Ghanaian monarch (died 2023)

Sulemana Tuntumba Boresa II (early 1930s – 4 February 2023) was the Overlord of the Gonja Kingdom and President of the Savannah Regional house of chiefs. He was enskinned in March 2010 after the demise of Bawah Abudu Doshie.

== Early life and education ==
Sulemana was born in the early 1930s to Yapeiwura Bakari the son of Yagbonwura Mahama of Kusawgu and Mma Nyenbali Chiraba. He was raised by his uncle in Zogu a village near Yapei after his father passed on. His father married eleven wives. Sulemana was the fourth born of the 30 children of his father.

== Career ==
He worked in the building and construction industry as a master in carpentry and joinery. In his private life, he worked with several organisations such as Ministry of Agriculture, Saba International Construction Company who constructed the Ghana Foods Distribution Depot in Tamale in 1957, SIMS Construction, Tamale Supplies, a construction firm, Tuffour Construction and many others. He later on joined the 48 Engineering Regiment and took part in the construction of the Kaladan Barracks, Kamina Barracks, and Barwah Barracks, base of the Airborne Force in Tamale.

In 1974 he was transferred to Savelugu Local Council as the clerk of council to set up that Administration.

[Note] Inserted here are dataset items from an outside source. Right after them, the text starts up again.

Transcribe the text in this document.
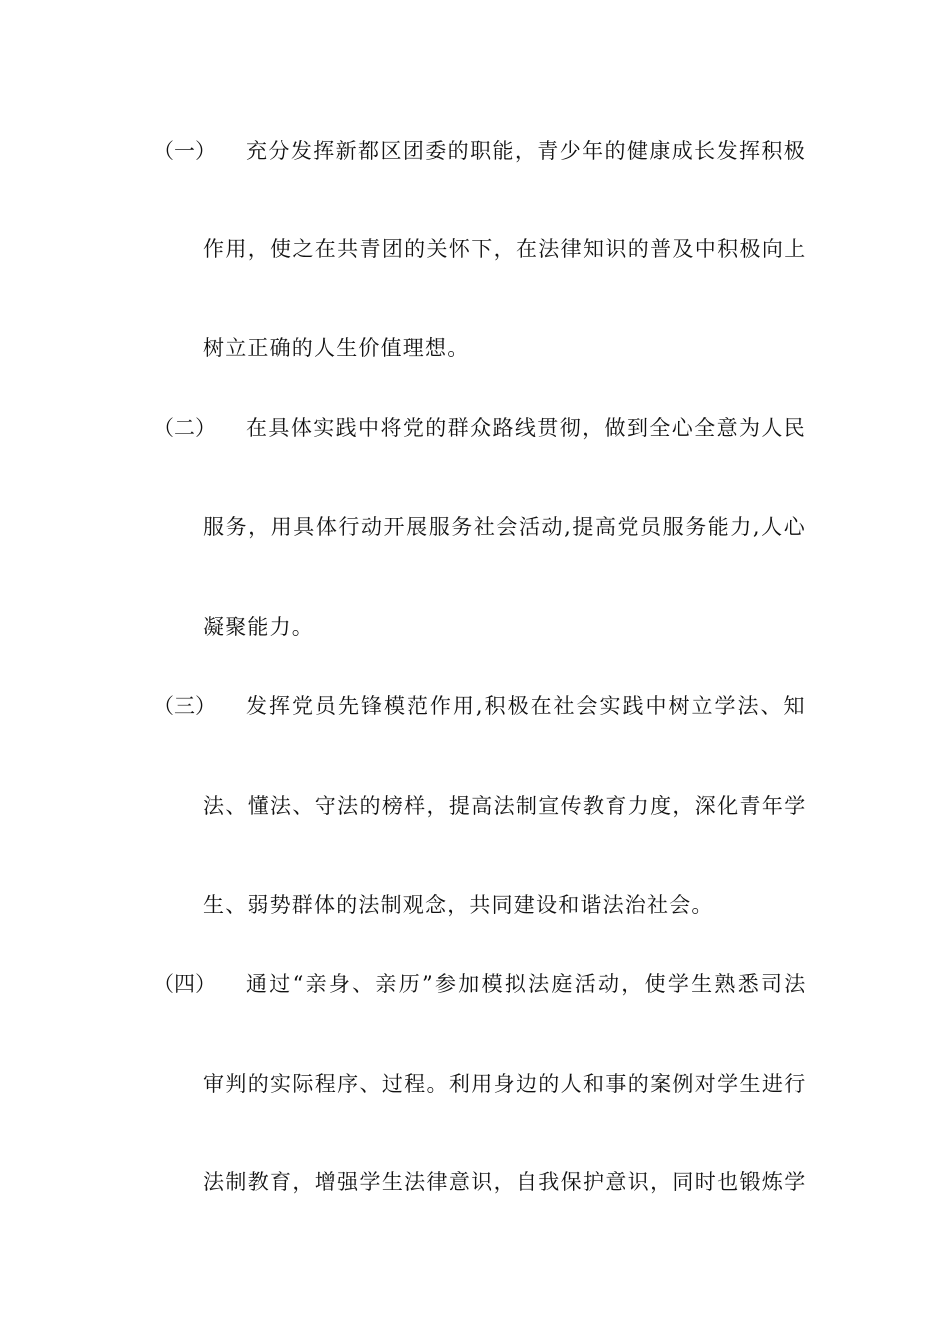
（一） 充分发挥新都区团委的职能，青少年的健康成长发挥积极
作用，使之在共青团的关怀下，在法律知识的普及中积极向上
树立正确的人生价值理想。
（二） 在具体实践中将党的群众路线贯彻，做到全心全意为人民
服务，用具体行动开展服务社会活动,提高党员服务能力,人心
凝聚能力。
（三） 发挥党员先锋模范作用,积极在社会实践中树立学法、知
法、懂法、守法的榜样，提高法制宣传教育力度，深化青年学
生、弱势群体的法制观念，共同建设和谐法治社会。
（四） 通过“亲身、亲历”参加模拟法庭活动，使学生熟悉司法
审判的实际程序、过程。利用身边的人和事的案例对学生进行
法制教育，增强学生法律意识，自我保护意识，同时也锻炼学
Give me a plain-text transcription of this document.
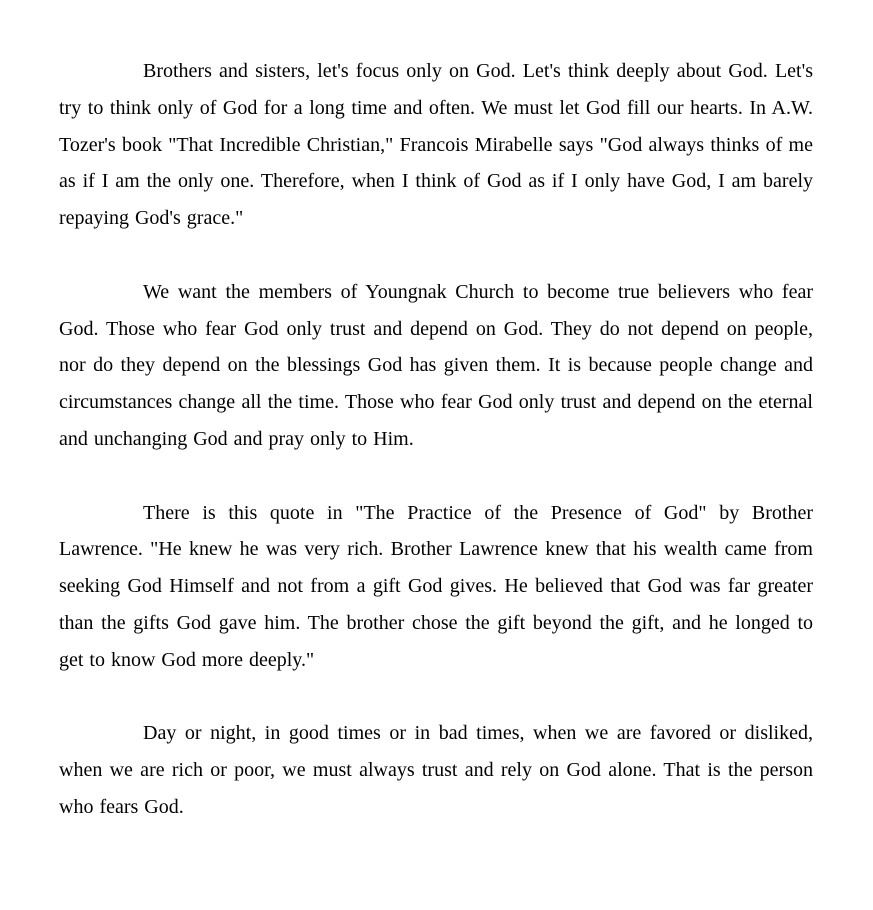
Brothers and sisters, let's focus only on God. Let's think deeply about God. Let's try to think only of God for a long time and often. We must let God fill our hearts. In A.W. Tozer's book "That Incredible Christian," Francois Mirabelle says "God always thinks of me as if I am the only one. Therefore, when I think of God as if I only have God, I am barely repaying God's grace."

We want the members of Youngnak Church to become true believers who fear God. Those who fear God only trust and depend on God. They do not depend on people, nor do they depend on the blessings God has given them. It is because people change and circumstances change all the time. Those who fear God only trust and depend on the eternal and unchanging God and pray only to Him.

There is this quote in "The Practice of the Presence of God" by Brother Lawrence. "He knew he was very rich. Brother Lawrence knew that his wealth came from seeking God Himself and not from a gift God gives. He believed that God was far greater than the gifts God gave him. The brother chose the gift beyond the gift, and he longed to get to know God more deeply."

Day or night, in good times or in bad times, when we are favored or disliked, when we are rich or poor, we must always trust and rely on God alone. That is the person who fears God.
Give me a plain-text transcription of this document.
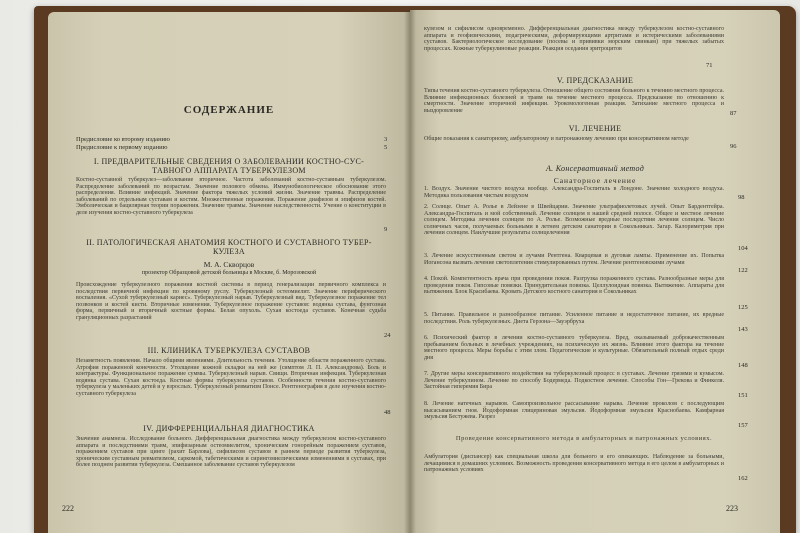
СОДЕРЖАНИЕ
Предисловие ко второму изданию	3
Предисловие к первому изданию	5
I. ПРЕДВАРИТЕЛЬНЫЕ СВЕДЕНИЯ О ЗАБОЛЕВАНИИ КОСТНО-СУС-
ТАВНОГО АППАРАТА ТУБЕРКУЛЕЗОМ
Костно-суставной туберкулез—заболевание вторичное. Частота заболеваний костно-суставным туберкулезом. Распределение заболеваний по возрастам. Значение полового обмена. Иммунобиологическое обоснование этого распределения. Влияние инфекций. Значение фактора тяжелых условий жизни. Значение травмы. Распределение заболеваний по отдельным суставам и костям. Множественные поражения. Поражение диафизов и эпифизов костей. Эмболическая и бацилярная теории поражения. Значение травмы. Значение наследственности. Учение о конституции в деле изучения костно-суставного туберкулеза
9
II. ПАТОЛОГИЧЕСКАЯ АНАТОМИЯ КОСТНОГО И СУСТАВНОГО ТУБЕР-
КУЛЕЗА
М. А. Скворцов
прозектор Образцовой детской больницы в Москве, б. Морозовской
Происхождение туберкулезного поражения костной системы в период генерализации первичного комплекса и последствия первичной инфекции по кровяному руслу. Туберкулезный остеомиелит. Значение периферического воспаления. «Сухой туберкулезный кариес». Туберкулезный нарыв. Туберкулезный вид. Туберкулезное поражение тел позвонков и костей кисти. Вторичные изменения. Туберкулезное поражение суставов: водянка сустава, фунгозная форма, первичный и вторичный костные формы. Белая опухоль. Сухая костоеда суставов. Конечная судьба грануляционных разрастаний
24
III. КЛИНИКА ТУБЕРКУЛЕЗА СУСТАВОВ
Незаметность появления. Начало общими явлениями. Длительность течения. Утолщение области пораженного сустава. Атрофия пораженной конечности. Утолщение кожной складки на ней же (симптом Л. П. Александрова). Боль и контрактуры. Функциональное поражение суммы. Туберкулезный нарыв. Свищи. Вторичная инфекция. Туберкулезная водянка сустава. Сухая костоеда. Костные формы туберкулеза суставов. Особенности течения костно-суставного туберкулеза у маленьких детей и у взрослых. Туберкулезный ревматизм Понсе. Рентгенография в деле изучения костно-суставного туберкулеза
48
IV. ДИФФЕРЕНЦИАЛЬНАЯ ДИАГНОСТИКА
Значение анамнеза. Исследование больного. Дифференциальная диагностика между туберкулезом костно-суставного аппарата и последствиями травм, эпифизарным остеомиелитом, хроническим гонорейным поражением суставов, поражением суставов при цинге (рахит Барлова), сифилисом суставов в раннем периоде развития туберкулеза, хроническим суставным ревматизмом, саркомой, табетическими и сирингомиелическими изменениями в суставах, при более позднем развитии туберкулеза. Смешанное заболевание суставов туберкулезом
222
кулезом и сифилисом одновременно. Дифференциальная диагностика между туберкулезом костно-суставного аппарата и геофизическими, подагрическими, деформирующими артритами и истерическими заболеваниями суставов. Бактериологическое исследование (посевы и прививки морским свинкам) при тяжелых забытых процессах. Кожные туберкулиновые реакции. Реакция оседания эритроцитов
71
V. ПРЕДСКАЗАНИЕ
Типы течения костно-суставного туберкулеза. Отношение общего состояния больного к течению местного процесса. Влияние инфекционных болезней и травм на течение местного процесса. Предсказание по отношению к смертности. Значение вторичной инфекции. Урокомологенная реакция. Затихание местного процесса и выздоровление	87
VI. ЛЕЧЕНИЕ
Общие показания к санаторному, амбулаторному и патронажному лечению при консервативном методе
96
А. Консервативный метод
Санаторное лечение
1. Воздух. Значение чистого воздуха вообще. Александра-Госпиталь в Лондоне. Значение холодного воздуха. Методика пользования чистым воздухом	98
2. Солнце. Опыт А. Ролье в Лейзене в Швейцарии. Значение ультрафиолетовых лучей. Опыт Бардентгейра. Александра-Госпиталь и мой собственный. Лечение солнцем в нашей средней полосе. Общее и местное лечение солнцем. Методика лечения солнцем по А. Ролье. Возможные вредные последствия лечения солнцем. Число солнечных часов, получаемых больными в летнем детском санатории в Сокольниках. Загар. Калориметрия при лечении солнцем. Наилучшие результаты солнцелечения
104
3. Лечение искусственным светом и лучами Рентгена. Кварцевая и дуговая лампы. Применение их. Попытка Иогансона вызвать лечение светоплетения стимулированных путем. Лечение рентгеновскими лучами
122
4. Покой. Компетентность врача при проведении покоя. Разгрузка пораженного сустава. Разнообразные меры для проведения покоя. Гипсовые повязки. Принудительная повязка. Целлулоидная повязка. Вытяжение. Аппараты для вытяжения. Блок Красибаева. Кровать Детского костного санатория в Сокольниках
125
5. Питание. Правильное и разнообразное питание. Усиленное питание и недостаточное питание, их вредные последствия. Роль туберкулезных. Диета Герзона—Зауэрбруха
143
6. Психический фактор в лечении костно-суставного туберкулеза. Вред, оказываемый доброкачественным пребыванием больных в лечебных учреждениях, на психическую их жизнь. Влияние этого фактора на течение местного процесса. Меры борьбы с этим злом. Педагогические и культурные. Обязательный полный отдых среди дня
148
7. Другие меры консервативного воздействия на туберкулезный процесс в суставах. Лечение грязями и кумысом. Лечение туберкулином. Лечение по способу Бодермеда. Подкостное лечение. Способы Гон—Грекова и Финкеля. Застойная гиперемия Бира
151
8. Лечение натечных нарывов. Самопроизвольное рассасывание нарыва. Лечение проколом с последующим высасыванием гноя. Йодоформная глицериновая эмульсия. Йодоформная эмульсия Краснобаева. Камфарная эмульсия Бестужева. Разрез
157
Проведение консервативного метода в амбулаторных и патронажных условиях.
Амбулатория (диспансер) как специальная школа для больного и его опекающих. Наблюдение за больными, лечащимися в домашних условиях. Возможность проведения консервативного метода в его целом в амбулаторных и патронажных условиях
162
223
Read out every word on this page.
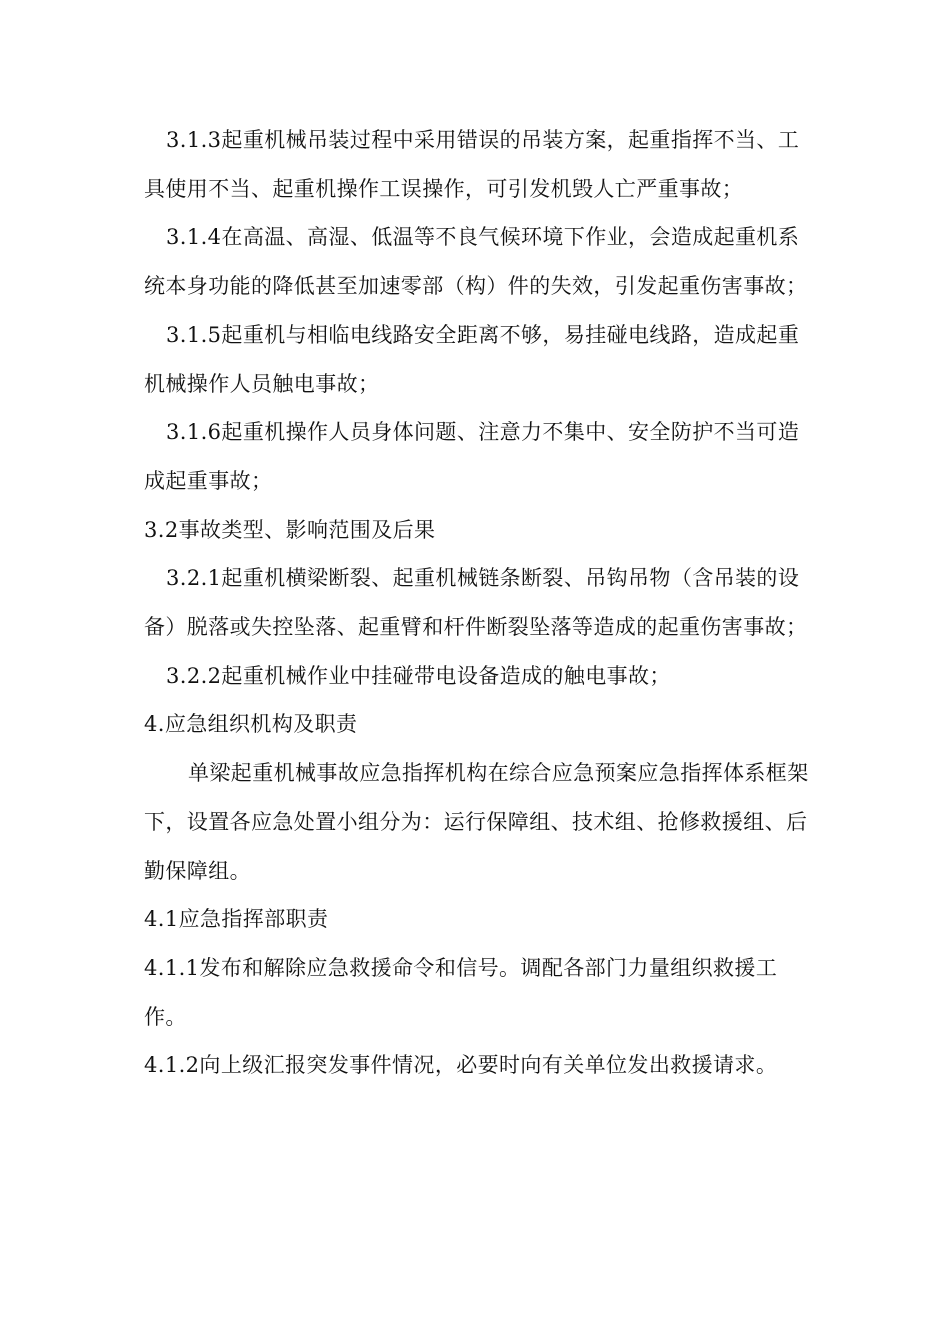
3.1.3起重机械吊装过程中采用错误的吊装方案，起重指挥不当、工具使用不当、起重机操作工误操作，可引发机毁人亡严重事故；

3.1.4在高温、高湿、低温等不良气候环境下作业，会造成起重机系统本身功能的降低甚至加速零部（构）件的失效，引发起重伤害事故；

3.1.5起重机与相临电线路安全距离不够，易挂碰电线路，造成起重机械操作人员触电事故；

3.1.6起重机操作人员身体问题、注意力不集中、安全防护不当可造成起重事故；

3.2事故类型、影响范围及后果

3.2.1起重机横梁断裂、起重机械链条断裂、吊钩吊物（含吊装的设备）脱落或失控坠落、起重臂和杆件断裂坠落等造成的起重伤害事故；

3.2.2起重机械作业中挂碰带电设备造成的触电事故；

4.应急组织机构及职责

单梁起重机械事故应急指挥机构在综合应急预案应急指挥体系框架下，设置各应急处置小组分为：运行保障组、技术组、抢修救援组、后勤保障组。

4.1应急指挥部职责

4.1.1发布和解除应急救援命令和信号。调配各部门力量组织救援工作。

4.1.2向上级汇报突发事件情况，必要时向有关单位发出救援请求。
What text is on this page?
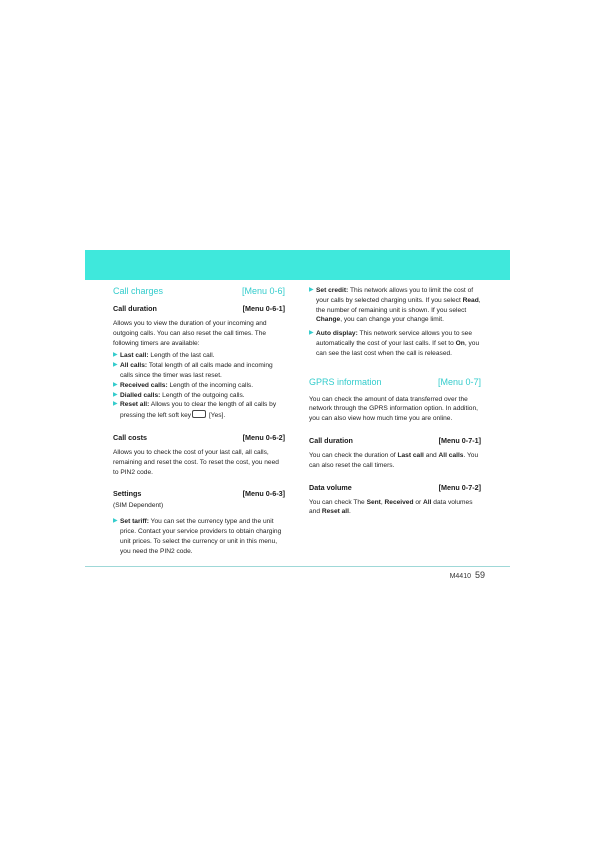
Call charges	[Menu 0-6]
Call duration	[Menu 0-6-1]

Allows you to view the duration of your incoming and outgoing calls. You can also reset the call times. The following timers are available:

▶ Last call: Length of the last call.
▶ All calls: Total length of all calls made and incoming calls since the timer was last reset.
▶ Received calls: Length of the incoming calls.
▶ Dialled calls: Length of the outgoing calls.
▶ Reset all: Allows you to clear the length of all calls by pressing the left soft key [Yes].
Call costs	[Menu 0-6-2]

Allows you to check the cost of your last call, all calls, remaining and reset the cost. To reset the cost, you need to PIN2 code.

Settings	[Menu 0-6-3]

(SIM Dependent)

▶ Set tariff: You can set the currency type and the unit price. Contact your service providers to obtain charging unit prices. To select the currency or unit in this menu, you need the PIN2 code.
▶ Set credit: This network allows you to limit the cost of your calls by selected charging units. If you select Read, the number of remaining unit is shown. If you select Change, you can change your change limit.
▶ Auto display: This network service allows you to see automatically the cost of your last calls. If set to On, you can see the last cost when the call is released.
GPRS information	[Menu 0-7]

You can check the amount of data transferred over the network through the GPRS information option. In addition, you can also view how much time you are online.

Call duration	[Menu 0-7-1]

You can check the duration of Last call and All calls. You can also reset the call timers.

Data volume	[Menu 0-7-2]

You can check The Sent, Received or All data volumes and Reset all.

M4410 59
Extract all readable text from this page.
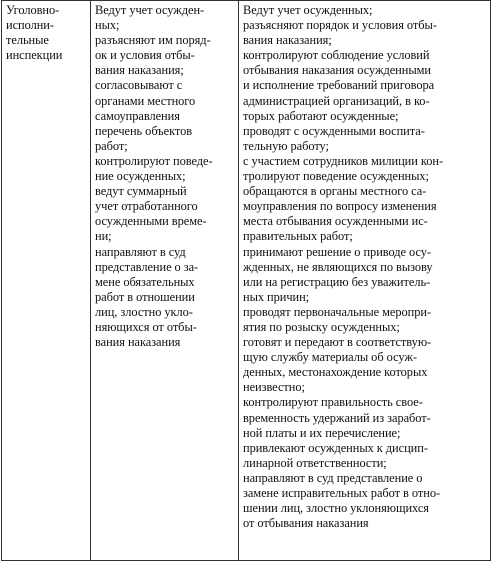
Уголовно-
исполни-
тельные
инспекции

Ведут учет осужден-
ных;
разъясняют им поряд-
ок и условия отбы-
вания наказания;
согласовывают с
органами местного
самоуправления
перечень объектов
работ;
контролируют поведе-
ние осужденных;
ведут суммарный
учет отработанного
осужденными време-
ни;
направляют в суд
представление о за-
мене обязательных
работ в отношении
лиц, злостно укло-
няющихся от отбы-
вания наказания

Ведут учет осужденных;
разъясняют порядок и условия отбы-
вания наказания;
контролируют соблюдение условий
отбывания наказания осужденными
и исполнение требований приговора
администрацией организаций, в ко-
торых работают осужденные;
проводят с осужденными воспита-
тельную работу;
с участием сотрудников милиции кон-
тролируют поведение осужденных;
обращаются в органы местного са-
моуправления по вопросу изменения
места отбывания осужденными ис-
правительных работ;
принимают решение о приводе осу-
жденных, не являющихся по вызову
или на регистрацию без уважитель-
ных причин;
проводят первоначальные меропри-
ятия по розыску осужденных;
готовят и передают в соответствую-
щую службу материалы об осуж-
денных, местонахождение которых
неизвестно;
контролируют правильность свое-
временность удержаний из заработ-
ной платы и их перечисление;
привлекают осужденных к дисцип-
линарной ответственности;
направляют в суд представление о
замене исправительных работ в отно-
шении лиц, злостно уклоняющихся
от отбывания наказания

He lived and worked in the Savelugu-Nantong Council over fifteen years until 1979 when he was finally transferred back to Tamale Municipal Assembly where he worked until his retirement in the year 1993.

== As Yagbonwura ==
Sulemana before his enskinement as Yagbonwura, he was the Paramount Chief of the Kusawgu Traditional Area of Gonja under the skin name Kusawguwura Sulemana Jakpa. Since Kusawgu was one of the five gates to the Yagbon seat of the kingdom he rose from being a paramount chief to be the Overlord. He was enskinned as Yagbonwura at Damongo in March 2010.